I woke up depressed today. 2 out of the 3 times I smoked pot this week, I woke up depressed and exhausted. At first I blamed it on the weather but no, it’s not the weather.
I don’t think I should smoke so often. Maybe limit it down to once a month – the last day of each month to decompress and gather myself. It messes with my serotonin or dopamine levels too much. I can see why people get hooked. The physiology of the brain becomes dependent – you don’t become dependent, but your body does.
Waking up depressed regresses me back into my box. I fall into zombie mode.
I’m okay now that it’s almost 1:30 pm, but waking up anytime before that is a struggle. I woke up at 8 am and my brain chemicals haven’t had time to adjust.
Pot is definitely a nice sacred herb, but from my experience, it causes depression. It’s my personal reaction to it, but everyone’s different.
I was high when I wrote that last post, but I still agree with it for the most part. Spiritual awakening is a real thing. After writing that post, I tried falling to sleep but got worried about waking up and having that stranger in my bed again. Not only that, but the top of my head started feeling weird like someone was touching it. And I became ghastly afraid of hearing my name being called out of nowhere.
My Mother hears my name being called all the time. Not only my mom, but my aunt hears it too – at the same time!
Mom – “Someone was calling for you today.”
Me – “Who?”
Mom – “It was a man’s voice calling you. Auntie heard it too. She was sitting right here next to me.”
Auntie knods her head and said – “We both heard it.”
Mom – “He said, ‘Melanie……Melanie……'”
Me – “Oh great….”
Mom – “It sounded like it was coming from downstairs.”
That happened a while ago, I can’t remember when. And it happened a few times before that.
And I’ve seen allusive movements in my peripherals. Movements that happen in wide open space hovering in nothingness, like a translucent flip of something.
I don’t like these things. I’m going out tonight drinking and emptying my mind of it all. I want to be normal for a while.
I’m waiting in work for my future sister-in-law to get her massage.
Sister-in-law is done.
I pretended like she was my real sister while giving her her massage. I have an intense imagination and can grasp almost any visualization as if it were truly happening. And so she was my real sister for 90 minutes.

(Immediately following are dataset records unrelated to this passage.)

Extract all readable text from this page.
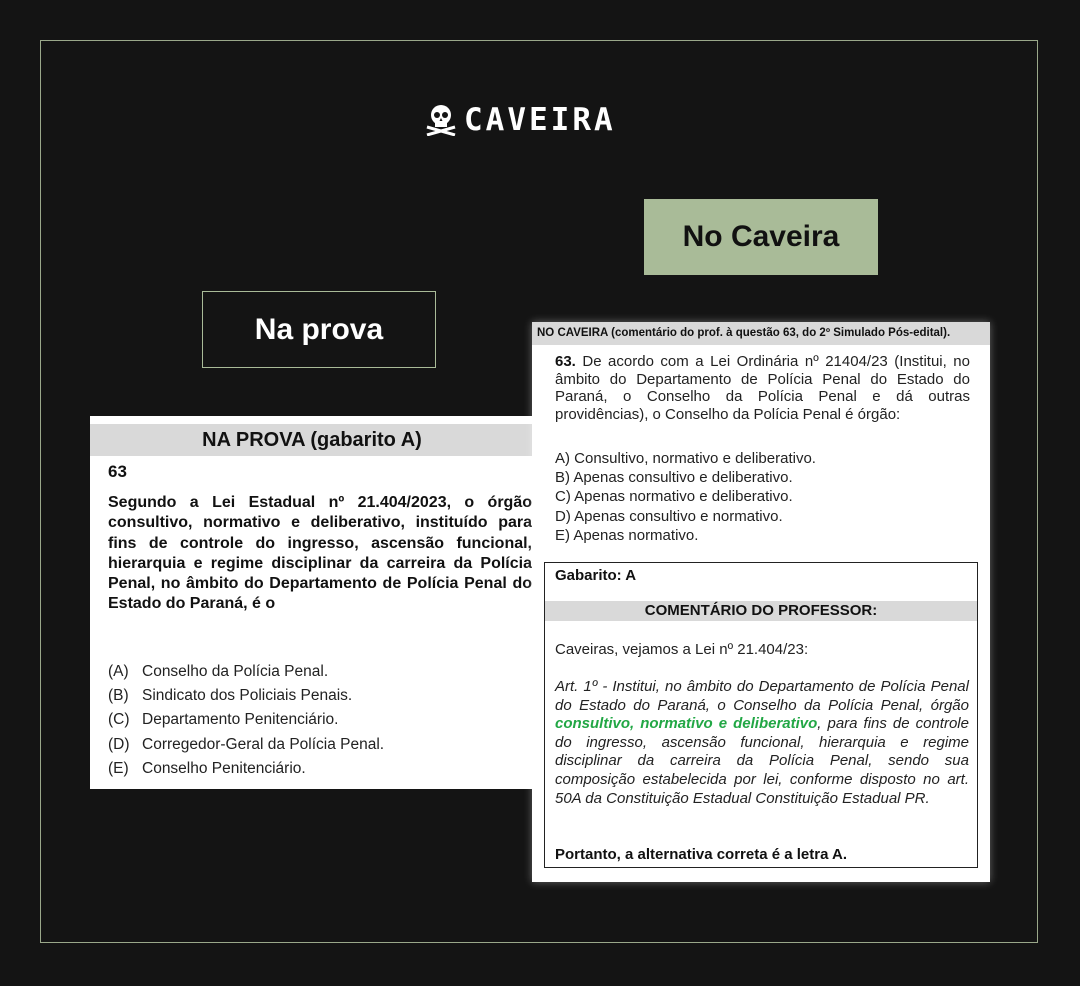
CAVEIRA
No Caveira
Na prova
NA PROVA (gabarito A)
63
Segundo a Lei Estadual nº 21.404/2023, o órgão consultivo, normativo e deliberativo, instituído para fins de controle do ingresso, ascensão funcional, hierarquia e regime disciplinar da carreira da Polícia Penal, no âmbito do Departamento de Polícia Penal do Estado do Paraná, é o
(A) Conselho da Polícia Penal.
(B) Sindicato dos Policiais Penais.
(C) Departamento Penitenciário.
(D) Corregedor-Geral da Polícia Penal.
(E) Conselho Penitenciário.
NO CAVEIRA (comentário do prof. à questão 63, do 2º Simulado Pós-edital).
63. De acordo com a Lei Ordinária nº 21404/23 (Institui, no âmbito do Departamento de Polícia Penal do Estado do Paraná, o Conselho da Polícia Penal e dá outras providências), o Conselho da Polícia Penal é órgão:
A) Consultivo, normativo e deliberativo.
B) Apenas consultivo e deliberativo.
C) Apenas normativo e deliberativo.
D) Apenas consultivo e normativo.
E) Apenas normativo.
Gabarito: A
COMENTÁRIO DO PROFESSOR:
Caveiras, vejamos a Lei nº 21.404/23:
Art. 1º - Institui, no âmbito do Departamento de Polícia Penal do Estado do Paraná, o Conselho da Polícia Penal, órgão consultivo, normativo e deliberativo, para fins de controle do ingresso, ascensão funcional, hierarquia e regime disciplinar da carreira da Polícia Penal, sendo sua composição estabelecida por lei, conforme disposto no art. 50A da Constituição Estadual Constituição Estadual PR.
Portanto, a alternativa correta é a letra A.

It was a type of closeness I never felt or had with anyone. I cradled her head in my hand while I massaged her neck and it felt like tenderness. I didn’t grow up in tenderness. It was always gruff and masculine, and so I sunk into meekness hoping that my shyness would spur tenderness in others.
Whenever I find a tender moment of complete trust, love and understanding, it’s like finding that sister moment. It’s hard to describe, but I’m sure if I really did have a sister, all this appreciation would be taken for granted or nonexistent.